Subject: Re: buffer cache memory management revision
To: Paul Kranenburg <pk@cs.few.eur.nl>
From: Jason Thorpe <thorpej@wasabisystems.com>
List: tech-kern
Date: 11/20/2003 07:45:53
On Nov 20, 2003, at 12:44 AM, Paul Kranenburg wrote:

> Therefore, I propose to revisit the age old memory management still
> employed by the buffer cache. In particular, I'd like to get rid of
> the MAXBSIZE reservation of virtual memory per buffer which is sparsely
> mapped by privately managed pool of physical pages. Currently, this
> scheme stresses MMU resources on some platforms like sun4 & sun4c.
> It also wastes a large amount kernel VM space on machines with lots of
> physical memory when the default buffer cache parameters are in use.
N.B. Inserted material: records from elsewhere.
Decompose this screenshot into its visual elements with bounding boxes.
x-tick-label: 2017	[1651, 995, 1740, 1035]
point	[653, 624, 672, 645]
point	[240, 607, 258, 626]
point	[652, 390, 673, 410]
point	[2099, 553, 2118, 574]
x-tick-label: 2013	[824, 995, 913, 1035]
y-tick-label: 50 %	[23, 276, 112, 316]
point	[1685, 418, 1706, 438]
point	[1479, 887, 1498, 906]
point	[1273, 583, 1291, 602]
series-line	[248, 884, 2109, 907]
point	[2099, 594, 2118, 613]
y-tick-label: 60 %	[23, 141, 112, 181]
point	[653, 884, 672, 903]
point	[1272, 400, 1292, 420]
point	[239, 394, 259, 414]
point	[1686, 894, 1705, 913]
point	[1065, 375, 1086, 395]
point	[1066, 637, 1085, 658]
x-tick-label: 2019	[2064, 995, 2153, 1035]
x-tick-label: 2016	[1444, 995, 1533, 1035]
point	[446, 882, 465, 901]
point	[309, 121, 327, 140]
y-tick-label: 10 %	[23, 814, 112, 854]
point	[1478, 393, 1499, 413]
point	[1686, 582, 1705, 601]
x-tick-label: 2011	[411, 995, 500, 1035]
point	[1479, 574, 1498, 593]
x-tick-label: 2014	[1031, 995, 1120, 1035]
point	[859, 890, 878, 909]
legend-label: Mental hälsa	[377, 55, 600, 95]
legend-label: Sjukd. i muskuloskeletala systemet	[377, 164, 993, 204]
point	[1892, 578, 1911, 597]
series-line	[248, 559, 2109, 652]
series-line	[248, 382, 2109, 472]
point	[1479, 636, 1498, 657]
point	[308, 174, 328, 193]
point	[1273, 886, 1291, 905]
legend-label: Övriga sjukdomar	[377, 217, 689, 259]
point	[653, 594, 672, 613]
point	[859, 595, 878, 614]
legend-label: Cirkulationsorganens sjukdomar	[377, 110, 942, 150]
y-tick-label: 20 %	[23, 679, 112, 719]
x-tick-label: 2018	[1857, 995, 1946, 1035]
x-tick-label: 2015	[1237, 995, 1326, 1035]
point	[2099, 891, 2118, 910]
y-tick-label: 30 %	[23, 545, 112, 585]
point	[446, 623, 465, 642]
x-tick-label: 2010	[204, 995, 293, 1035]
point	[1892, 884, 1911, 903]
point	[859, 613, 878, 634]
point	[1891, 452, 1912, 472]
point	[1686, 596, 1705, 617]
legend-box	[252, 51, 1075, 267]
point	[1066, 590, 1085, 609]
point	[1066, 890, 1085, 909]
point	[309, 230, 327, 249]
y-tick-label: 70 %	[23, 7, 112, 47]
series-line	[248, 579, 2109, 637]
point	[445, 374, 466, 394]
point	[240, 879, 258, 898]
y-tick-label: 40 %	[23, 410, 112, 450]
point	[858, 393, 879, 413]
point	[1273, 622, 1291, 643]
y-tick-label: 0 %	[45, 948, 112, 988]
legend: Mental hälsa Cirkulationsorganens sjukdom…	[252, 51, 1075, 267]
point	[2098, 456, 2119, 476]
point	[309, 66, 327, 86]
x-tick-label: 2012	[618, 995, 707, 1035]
This is *excellent*.  Thor has been talking about doing something like 
this for a while, and even had a sample patch that used malloc().  (I 
objected to the use of malloc() because it would put undue pressure on 
kmem_map.)

One of Thor's motivations was the fact that, to cache metadata 
effectively in some configurations (cvs.netbsd.org, in particular), you 
need a LOT of *really small* buffers.  Your patch will help achieve 
that.  This is just terrific.

> Other things to consider: use the already existing `bufpool' for buffer
> allocation possibly inserting a poolcache on top of it and then drop
> the EMPTY & AGE queues..

Yah, I think that would be a great idea.  However, if we did that, I 
think we should put an upper limit on the number of buf's that can be 
allocated via the traditional bio interface, so that the traditional 
"limit the size of the buffer cache" semantics can be preserved (i.e. 
you don't want all of your memory and KVM being chewed up by in-core 
copies of directories).  However, it could be run-time tunable using a 
sysctl.

Also something to consider there... Since you're using kernel_map, you 
can't actually free pages back from an interrupt context.  Can any of 
the functions that free pages back actually be called from interrupt 
context?  I can't really remember, but perhaps we need some assertions 
in there to catch stuff like this.

         -- Jason R. Thorpe <thorpej@wasabisystems.com>